L’organisme Substance Abuse and Mental Health Services Administration (SAMHSA) aux États-Unis offre une définition différente, mais avec plusieurs recoupements. Sa définition pratique du rétablissement, qui date de 2011, est la suivante :

« Le rétablissement est un processus de changement durant lequel des individus s’efforcent d’améliorer leur santé et leur mieux-être, et de vivre une vie enrichissante dans la communauté de leur choix en tentant de réaliser leur plein potentiel. »

Je ne veux rien enlever au parcours incroyable de ceux qui ont trop consommé d’alcool ou de drogues dans leur vie, mais qui se sont repris en main et ont rempli leur vie de sens, de communauté et de décisions positives pour leur santé et leur bien-être. Mais ma question est la suivante : la plupart d’entre nous, cliniciens œuvrant dans le domaine de la santé mentale, évitent d’utiliser des termes diagnostics pour nous définir nous-mêmes ou nos clients, car nous voulons faire la distinction entre la personne et son diagnostic. Le terme « rétablissement » sert-il bien une population déjà stigmatisée par d’anciens comportements? Pourquoi ne pourrions-nous pas (et eux) les accueillir dans un pan plus large de la société qui a choisi de vivre pleinement et de s’épanouir? Les descriptions que fait Martin Seligman du véritable bonheur ou de l’épanouissement semblent similaires (vous pouvez lire davantage à ce sujet ici).
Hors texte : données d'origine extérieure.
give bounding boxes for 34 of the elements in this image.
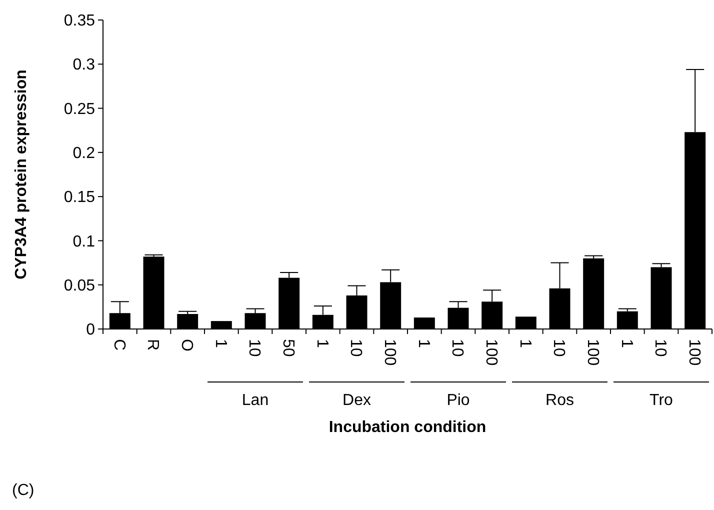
x-tick-label: 10 — [550, 339, 568, 357]
text: Ros — [546, 392, 574, 409]
y-tick-label: 0.25 — [64, 100, 96, 118]
text: Tro — [650, 392, 674, 409]
x-tick-label: 100 — [482, 339, 500, 366]
x-tick-label: O — [178, 339, 195, 352]
x-tick-label: 1 — [516, 339, 534, 348]
y-tick-label: 0.35 — [64, 12, 96, 30]
x-tick-label: 10 — [448, 339, 466, 357]
text: Lan — [242, 392, 269, 409]
x-tick-label: 1 — [414, 339, 432, 348]
y-axis-title: CYP3A4 protein expression — [13, 70, 30, 280]
text: Dex — [342, 392, 371, 409]
x-tick-label: 100 — [685, 339, 702, 366]
y-tick-label: 0.15 — [64, 189, 96, 206]
y-tick-label: 0 — [86, 322, 96, 339]
text: Pio — [446, 392, 470, 409]
y-tick-label: 0.3 — [72, 56, 96, 74]
x-tick-label: 50 — [279, 339, 296, 357]
x-tick-label: 10 — [652, 339, 669, 357]
x-tick-label: R — [144, 339, 162, 351]
y-tick-label: 0.05 — [64, 277, 96, 294]
x-axis-title: Incubation condition — [328, 419, 486, 436]
x-tick-label: 100 — [584, 339, 601, 366]
x-tick-label: C — [110, 339, 128, 351]
x-tick-label: 100 — [380, 339, 398, 366]
x-tick-label: 10 — [246, 339, 263, 357]
x-tick-label: 1 — [618, 339, 635, 348]
y-tick-label: 0.2 — [72, 145, 96, 162]
x-tick-label: 1 — [212, 339, 229, 348]
x-tick-label: 10 — [347, 339, 364, 357]
text: (C) — [12, 482, 34, 499]
y-tick-label: 0.1 — [72, 233, 96, 250]
x-tick-label: 1 — [313, 339, 330, 348]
Ceux qui sont en rétablissement sont-ils condamnés à faire partie d’un sous-groupe de notre société à cause de décisions passées concernant l’abus de substance et se faire accoler un diagnostic d’« alcoolique »? Comparez-les à d’autres gens qui ont subi d’autres types de traumatismes, qui ont appris à ignorer leurs sentiments et à se conformer aux normes sociales qui font la promotion du matérialisme, de l’hypersexualisation, etc., à ceux qui n’ont pas appris comment composer avec l’anxiété, la douleur, etc., à ceux qui, à un certain moment, semblent trouver de nouvelles façons de composer différemment et de réintégrer la société sans y associer le nom de rétablissement? Sont-ils vraiment si différents?  Et si oui, quels avantages tirent-ils en se distinguant? Ces groupes de personnes me ressemblent beaucoup. Je ne suis pas certaine, et je le dis très humblement (et je suis ouverte aux discussions et aux désaccords), que de s’accrocher au passé pour définir le futur rend vraiment service à ces âmes courageuses.

Qu’est qu’une démarche de rétablissement si ce n’est une démarche d’épanouissement pour une certaine population?